• Although I agree that saving space is "a good thing" (tm), I do wonder if the full impact of this operation is considered.

    As far as changing an nvarchar to a varchar where functionally possible, hurray!

    As far as PAGE compression goes... hmm

    => it's nice to see I/O comes down due to the more compact storage as IO often is a bottleneck on servers. (CPU's are cheap, memory and fast disks are 'relatively spoken' not) but then again, the actual execution times go up !?

    => what happens to INSERT/UPDATE/DELETE operations ? Won't they be affected more when using PAGE compression ?

    => what happens to queries that try to fetch data from NON-indexed columns. I know doing so is "bad", but it happens all the time, either because there is some WHERE part that affects an additional (non-index-included) field, or because the WHERE messes up the search-ability by putting some function around the fields.

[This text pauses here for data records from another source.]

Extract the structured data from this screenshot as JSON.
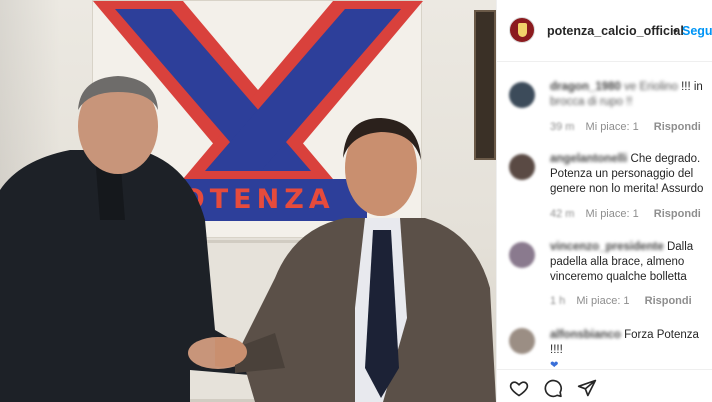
{
  "photo": {
    "banner_word": "POTENZA",
    "colors": {
      "banner_red": "#d9413c",
      "banner_blue": "#2d3f9a"
    }
  },
  "header": {
    "account_name": "potenza_calcio_official",
    "separator": "•",
    "follow_label": "Segu"
  },
  "comments": [
    {
      "username": "dragon_1980",
      "text_visible": "!!! in",
      "text_blurred_a": "ve Eriolino",
      "text_blurred_b": "brocca di rupo !!",
      "time": "39 m",
      "likes": "Mi piace: 1",
      "reply": "Rispondi",
      "avatar_icon": "user-avatar-icon"
    },
    {
      "username": "angelantonelli",
      "text_visible": "Che degrado. Potenza un personaggio del genere non lo merita! Assurdo",
      "time": "42 m",
      "likes": "Mi piace: 1",
      "reply": "Rispondi",
      "avatar_icon": "user-avatar-icon"
    },
    {
      "username": "vincenzo_presidente",
      "text_visible": "Dalla padella alla brace, almeno vinceremo qualche bolletta",
      "time": "1 h",
      "likes": "Mi piace: 1",
      "reply": "Rispondi",
      "avatar_icon": "user-avatar-icon"
    },
    {
      "username": "alfonsbianco",
      "text_visible": "Forza Potenza !!!!",
      "heart_glyph": "❤",
      "avatar_icon": "user-avatar-icon"
    }
  ],
  "actions": [
    {
      "name": "like",
      "icon": "heart-icon"
    },
    {
      "name": "comment",
      "icon": "comment-icon"
    },
    {
      "name": "share",
      "icon": "share-icon"
    }
  ],
  "colors": {
    "link_blue": "#0095f6",
    "text": "#262626",
    "meta": "#8e8e8e"
  }
}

    => adding more (compressed) indexes to cover all fields doesn't really sound like an option either as it will make the database bigger again and probably causes lots of side-effects when making changes to the data

    I guess a lot of the actual gain depends on the way the data is being used;

    * functionally (eg. only access via some procedures with "restricted" (and hence known) execution plans or more of the ad-hoc type of operations),

    * technically (SELECT by day, update by night or a mixed bag 24/7 ?)

    * and practically (3 vs 300 concurrent users)

    Simply having a slimmer database does not necessary result in a fitter database IMHO, but I agree it might... I'm merely trying to be cautious here.